I READ the names: The Acme Dress Company. The Superior Shirt Company. Women's Fripperies, Inc.
"You said this had nothing to do with the murder, Mr. Martin. It has everything to do with it. It's the motive."
"How do you mean?"
"That's a list of manufacturers who are desperately in need of textiles and will pay almost anything to obtain them." I glanced at Barker. "They are Harlow's customers, aren't they? The ones to whom he sold the merchandise you have stored down in the basement. He handled that part of the operation and kept the list secret from you."
I was guessing wildly, but this was the way it had to be. "He did the collecting too, and kept the lion's share for himself. You might have gone out and found other customers yourselves, but with the Federal operatives hot on your trail you didn't dare. So you killed Harlow for that list, and found that he didn't have it.
"You guessed what he had done with it, that he had suspected what you were up to and gotten Bill out here and given him the list hidden in the watch. 'Time is money.' You'd heard him say that and now you guessed what he meant and went all out, to the point of murder, to get the watch back, but it was too late."
Barker did not answer. He did not have to. The sick look in his tiny eyes gave him away. I turned back to Martin.
"That's the answer. They killed Rand Harlow for that list."
"Maybe." He was obdurate. "But you haven't proved it. It still looks like Moore."
"Good grief, man!" I exclaimed. "I wasn't here when they did it. I can't produce an eyewitness!"
"Hey, Chief," someone called from the office, one of the men Martin had sent in there. "We've got something." He appeared in the doorway. "There's some dried blood on one foot of this swivel chair in here, way underneath, and a couple of gray hairs are stuck to it. I'll lay ten to one they match up with Harlow's."
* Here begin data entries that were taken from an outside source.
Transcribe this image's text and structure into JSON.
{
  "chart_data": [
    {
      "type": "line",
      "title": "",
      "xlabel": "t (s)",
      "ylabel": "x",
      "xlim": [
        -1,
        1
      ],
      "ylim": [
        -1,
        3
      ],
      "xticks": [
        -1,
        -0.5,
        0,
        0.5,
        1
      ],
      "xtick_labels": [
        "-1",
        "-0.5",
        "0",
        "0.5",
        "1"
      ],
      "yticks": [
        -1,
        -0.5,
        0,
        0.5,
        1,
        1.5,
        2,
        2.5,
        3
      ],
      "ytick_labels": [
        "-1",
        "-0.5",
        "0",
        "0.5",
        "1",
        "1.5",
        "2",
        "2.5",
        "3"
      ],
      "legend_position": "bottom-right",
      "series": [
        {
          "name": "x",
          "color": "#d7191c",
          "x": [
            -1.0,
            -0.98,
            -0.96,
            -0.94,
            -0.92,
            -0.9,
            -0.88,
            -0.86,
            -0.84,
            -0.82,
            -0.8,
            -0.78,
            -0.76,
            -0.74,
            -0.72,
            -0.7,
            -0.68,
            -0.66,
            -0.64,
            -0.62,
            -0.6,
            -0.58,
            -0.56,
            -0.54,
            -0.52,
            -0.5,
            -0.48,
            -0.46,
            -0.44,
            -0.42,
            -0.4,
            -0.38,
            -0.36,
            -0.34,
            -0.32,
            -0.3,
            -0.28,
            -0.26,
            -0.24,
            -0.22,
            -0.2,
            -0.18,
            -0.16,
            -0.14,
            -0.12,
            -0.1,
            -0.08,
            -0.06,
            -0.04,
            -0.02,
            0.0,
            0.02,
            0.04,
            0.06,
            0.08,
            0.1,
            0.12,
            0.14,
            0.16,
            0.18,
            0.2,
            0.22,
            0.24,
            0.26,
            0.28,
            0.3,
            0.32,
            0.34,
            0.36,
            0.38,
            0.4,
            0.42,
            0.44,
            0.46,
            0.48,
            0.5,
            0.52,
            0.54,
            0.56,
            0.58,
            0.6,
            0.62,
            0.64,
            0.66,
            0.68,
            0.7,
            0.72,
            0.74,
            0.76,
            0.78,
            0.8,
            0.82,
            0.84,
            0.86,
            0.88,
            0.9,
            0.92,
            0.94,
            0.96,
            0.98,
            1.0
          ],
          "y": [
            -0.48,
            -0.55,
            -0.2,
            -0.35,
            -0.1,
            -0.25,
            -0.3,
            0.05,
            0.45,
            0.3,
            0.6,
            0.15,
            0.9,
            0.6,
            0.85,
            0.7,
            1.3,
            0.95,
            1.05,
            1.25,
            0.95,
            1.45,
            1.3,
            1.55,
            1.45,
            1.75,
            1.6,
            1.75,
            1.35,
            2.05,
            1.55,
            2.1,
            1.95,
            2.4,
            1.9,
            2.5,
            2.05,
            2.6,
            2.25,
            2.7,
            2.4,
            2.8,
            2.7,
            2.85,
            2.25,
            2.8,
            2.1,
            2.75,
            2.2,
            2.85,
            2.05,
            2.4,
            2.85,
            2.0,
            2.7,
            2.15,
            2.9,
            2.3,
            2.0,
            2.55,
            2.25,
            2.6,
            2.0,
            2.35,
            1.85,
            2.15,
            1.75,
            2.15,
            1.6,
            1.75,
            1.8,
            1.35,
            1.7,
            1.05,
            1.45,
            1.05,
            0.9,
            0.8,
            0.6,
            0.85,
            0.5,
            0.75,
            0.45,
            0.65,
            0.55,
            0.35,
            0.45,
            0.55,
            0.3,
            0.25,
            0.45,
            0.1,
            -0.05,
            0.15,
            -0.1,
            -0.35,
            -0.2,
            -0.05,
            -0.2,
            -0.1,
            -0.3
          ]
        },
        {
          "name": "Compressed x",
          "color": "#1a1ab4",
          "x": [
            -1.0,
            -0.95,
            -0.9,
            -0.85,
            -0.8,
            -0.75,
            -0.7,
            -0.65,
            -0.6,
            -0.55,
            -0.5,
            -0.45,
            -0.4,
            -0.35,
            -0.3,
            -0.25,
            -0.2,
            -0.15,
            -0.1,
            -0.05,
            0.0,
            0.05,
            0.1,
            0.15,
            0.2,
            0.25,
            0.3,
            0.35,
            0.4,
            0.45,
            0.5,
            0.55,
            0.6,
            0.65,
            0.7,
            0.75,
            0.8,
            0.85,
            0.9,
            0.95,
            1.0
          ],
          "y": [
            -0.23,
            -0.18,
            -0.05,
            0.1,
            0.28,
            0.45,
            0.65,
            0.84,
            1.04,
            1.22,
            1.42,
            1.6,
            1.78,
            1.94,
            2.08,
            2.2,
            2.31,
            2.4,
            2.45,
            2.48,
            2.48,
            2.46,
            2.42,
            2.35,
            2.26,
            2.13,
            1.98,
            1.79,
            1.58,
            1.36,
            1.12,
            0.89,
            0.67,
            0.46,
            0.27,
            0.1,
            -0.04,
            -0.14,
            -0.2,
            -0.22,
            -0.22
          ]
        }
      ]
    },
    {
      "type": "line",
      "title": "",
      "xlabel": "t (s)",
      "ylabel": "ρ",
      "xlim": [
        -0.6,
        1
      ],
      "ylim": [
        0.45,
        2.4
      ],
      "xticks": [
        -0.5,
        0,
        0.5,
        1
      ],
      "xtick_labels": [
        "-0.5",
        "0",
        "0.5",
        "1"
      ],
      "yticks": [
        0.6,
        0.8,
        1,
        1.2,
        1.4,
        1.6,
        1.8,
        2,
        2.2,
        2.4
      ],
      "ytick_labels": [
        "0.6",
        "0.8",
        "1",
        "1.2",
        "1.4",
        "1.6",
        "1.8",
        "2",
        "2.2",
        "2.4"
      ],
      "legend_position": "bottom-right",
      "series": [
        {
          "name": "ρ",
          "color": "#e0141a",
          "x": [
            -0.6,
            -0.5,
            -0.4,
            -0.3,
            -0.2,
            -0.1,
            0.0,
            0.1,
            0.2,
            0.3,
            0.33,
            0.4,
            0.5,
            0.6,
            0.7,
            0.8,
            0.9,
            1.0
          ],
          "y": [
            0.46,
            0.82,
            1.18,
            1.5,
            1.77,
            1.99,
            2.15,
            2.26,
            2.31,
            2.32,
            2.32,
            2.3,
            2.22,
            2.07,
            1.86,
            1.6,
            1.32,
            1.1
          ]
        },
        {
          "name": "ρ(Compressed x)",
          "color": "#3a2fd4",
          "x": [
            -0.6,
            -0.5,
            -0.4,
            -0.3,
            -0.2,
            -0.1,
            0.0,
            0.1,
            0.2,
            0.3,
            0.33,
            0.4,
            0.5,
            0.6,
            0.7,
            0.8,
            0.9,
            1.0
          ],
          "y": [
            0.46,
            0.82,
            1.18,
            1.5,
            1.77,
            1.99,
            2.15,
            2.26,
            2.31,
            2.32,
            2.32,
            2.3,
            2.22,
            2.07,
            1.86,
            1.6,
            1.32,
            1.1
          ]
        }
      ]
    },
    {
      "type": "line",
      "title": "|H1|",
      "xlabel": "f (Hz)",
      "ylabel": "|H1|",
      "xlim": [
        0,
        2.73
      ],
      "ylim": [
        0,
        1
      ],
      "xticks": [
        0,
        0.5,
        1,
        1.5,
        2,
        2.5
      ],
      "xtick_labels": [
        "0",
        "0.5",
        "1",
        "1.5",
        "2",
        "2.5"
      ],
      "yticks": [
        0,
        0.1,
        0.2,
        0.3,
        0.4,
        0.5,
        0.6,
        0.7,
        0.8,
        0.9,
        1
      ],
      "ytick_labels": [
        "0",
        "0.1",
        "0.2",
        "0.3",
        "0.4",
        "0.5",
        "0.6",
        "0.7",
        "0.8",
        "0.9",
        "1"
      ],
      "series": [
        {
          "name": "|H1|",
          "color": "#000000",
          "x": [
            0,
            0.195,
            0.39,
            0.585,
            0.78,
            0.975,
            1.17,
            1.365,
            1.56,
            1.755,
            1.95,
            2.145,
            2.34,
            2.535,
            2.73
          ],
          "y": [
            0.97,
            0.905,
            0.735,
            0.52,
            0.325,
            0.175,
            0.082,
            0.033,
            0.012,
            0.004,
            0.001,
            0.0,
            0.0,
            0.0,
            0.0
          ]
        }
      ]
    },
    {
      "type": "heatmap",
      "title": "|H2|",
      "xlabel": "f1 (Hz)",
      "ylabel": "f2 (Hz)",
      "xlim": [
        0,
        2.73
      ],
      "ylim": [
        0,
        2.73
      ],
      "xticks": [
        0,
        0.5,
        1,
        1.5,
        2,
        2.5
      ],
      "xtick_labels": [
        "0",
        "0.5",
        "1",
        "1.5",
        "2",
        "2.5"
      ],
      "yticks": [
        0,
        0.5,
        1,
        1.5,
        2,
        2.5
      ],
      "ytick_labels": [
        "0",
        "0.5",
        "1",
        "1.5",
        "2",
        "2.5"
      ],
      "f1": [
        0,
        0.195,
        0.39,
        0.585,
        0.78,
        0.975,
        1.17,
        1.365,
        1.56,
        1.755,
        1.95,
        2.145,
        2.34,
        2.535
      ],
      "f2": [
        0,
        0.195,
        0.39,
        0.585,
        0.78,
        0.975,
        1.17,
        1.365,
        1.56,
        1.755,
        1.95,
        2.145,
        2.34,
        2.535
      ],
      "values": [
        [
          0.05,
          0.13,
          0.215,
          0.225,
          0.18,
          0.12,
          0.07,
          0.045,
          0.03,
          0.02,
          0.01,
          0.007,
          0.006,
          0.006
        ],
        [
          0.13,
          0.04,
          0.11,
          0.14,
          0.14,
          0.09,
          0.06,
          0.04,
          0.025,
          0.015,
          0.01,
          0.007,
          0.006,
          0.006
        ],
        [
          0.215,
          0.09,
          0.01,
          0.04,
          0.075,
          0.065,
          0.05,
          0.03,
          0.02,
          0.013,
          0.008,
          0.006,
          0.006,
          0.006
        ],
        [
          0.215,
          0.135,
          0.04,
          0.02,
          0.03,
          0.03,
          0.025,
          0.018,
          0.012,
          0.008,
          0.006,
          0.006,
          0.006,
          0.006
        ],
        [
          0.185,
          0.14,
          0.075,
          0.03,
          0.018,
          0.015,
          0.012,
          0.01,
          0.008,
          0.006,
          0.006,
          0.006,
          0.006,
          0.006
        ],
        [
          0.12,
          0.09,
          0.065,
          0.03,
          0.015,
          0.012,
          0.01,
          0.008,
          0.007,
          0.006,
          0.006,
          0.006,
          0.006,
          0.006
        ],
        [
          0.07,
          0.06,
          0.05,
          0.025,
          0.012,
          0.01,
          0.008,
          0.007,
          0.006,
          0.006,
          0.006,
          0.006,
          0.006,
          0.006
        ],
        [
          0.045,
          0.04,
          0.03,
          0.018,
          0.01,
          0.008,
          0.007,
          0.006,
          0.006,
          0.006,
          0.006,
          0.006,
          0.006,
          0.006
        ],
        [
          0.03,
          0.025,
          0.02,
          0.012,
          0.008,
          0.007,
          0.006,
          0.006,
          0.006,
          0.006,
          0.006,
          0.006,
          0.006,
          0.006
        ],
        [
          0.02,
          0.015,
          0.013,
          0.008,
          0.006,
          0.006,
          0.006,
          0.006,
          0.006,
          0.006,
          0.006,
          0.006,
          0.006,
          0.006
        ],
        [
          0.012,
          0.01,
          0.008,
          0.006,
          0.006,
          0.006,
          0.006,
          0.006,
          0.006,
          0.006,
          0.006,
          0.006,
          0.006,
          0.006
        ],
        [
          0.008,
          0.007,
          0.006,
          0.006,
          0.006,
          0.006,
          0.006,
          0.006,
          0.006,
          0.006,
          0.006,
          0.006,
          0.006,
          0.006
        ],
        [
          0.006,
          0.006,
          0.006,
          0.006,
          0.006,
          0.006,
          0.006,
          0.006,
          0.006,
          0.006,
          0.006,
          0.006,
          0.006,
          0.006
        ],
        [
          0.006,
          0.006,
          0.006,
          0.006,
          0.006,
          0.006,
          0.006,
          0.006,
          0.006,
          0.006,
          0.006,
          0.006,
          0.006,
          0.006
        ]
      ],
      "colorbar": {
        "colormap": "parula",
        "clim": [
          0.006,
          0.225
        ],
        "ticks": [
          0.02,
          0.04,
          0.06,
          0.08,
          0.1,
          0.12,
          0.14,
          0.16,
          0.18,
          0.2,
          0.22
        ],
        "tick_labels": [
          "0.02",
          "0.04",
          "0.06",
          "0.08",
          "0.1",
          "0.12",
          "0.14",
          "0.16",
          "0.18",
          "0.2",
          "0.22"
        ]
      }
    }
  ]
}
"So will I." Martin wheeled, strode to Barker, crowded him against the counter. "You told us Harlow went upstairs about ten o'clock, as well as he'd ever been. You and Jones and Jenkins swore to that, didn't you?"
"Y-Yes."
"You lied. You hopped Harlow in there after young Moore left. He slipped, or was tripped, and gashed his head against that chair leg. Maybe you finished him in there or maybe you carried him upstairs and finished him off there. Which was it?"
"Neither." Barker licked his lips. "I don't know anything about it." But Martin had whirled to Jenkins.
"You! Which was it?"
The little gray man's chin quivered, his lips were the color of his hair.
"I-I—" His terror was not pretended now. It was very real. "I don't know."
"You better know. You better remember, and fast. You swore with the others that you saw Harlow walk up there under his own power. That makes you as guilty as they are, even if you were out here in the lobby while they killed him." The detective's finger jabbed the scrawny breast-bone. "You'll hang with them unless you come over on the side of the law. You'll hang, Jenkins, hang by the neck till you're dead. Is that the way you want it?"
The bony jaw waggled as if it belonged to a mechanical statuette, the springs gone awry. "No!" Jenkins squealed. "No, I'll talk. I'll tell you how it was."
He did. His evidence was to hang Jones and Barker, gain him commutation to a ten-year sentence. But that was to come months later. By that time Bill Moore had graduated with honors, was doing well as a freshman in State U. He insists that this is because he gets help with his math from his brother-in-law.
Yes, Bill can have his discharge button. I've got his sister. Judith is my wife.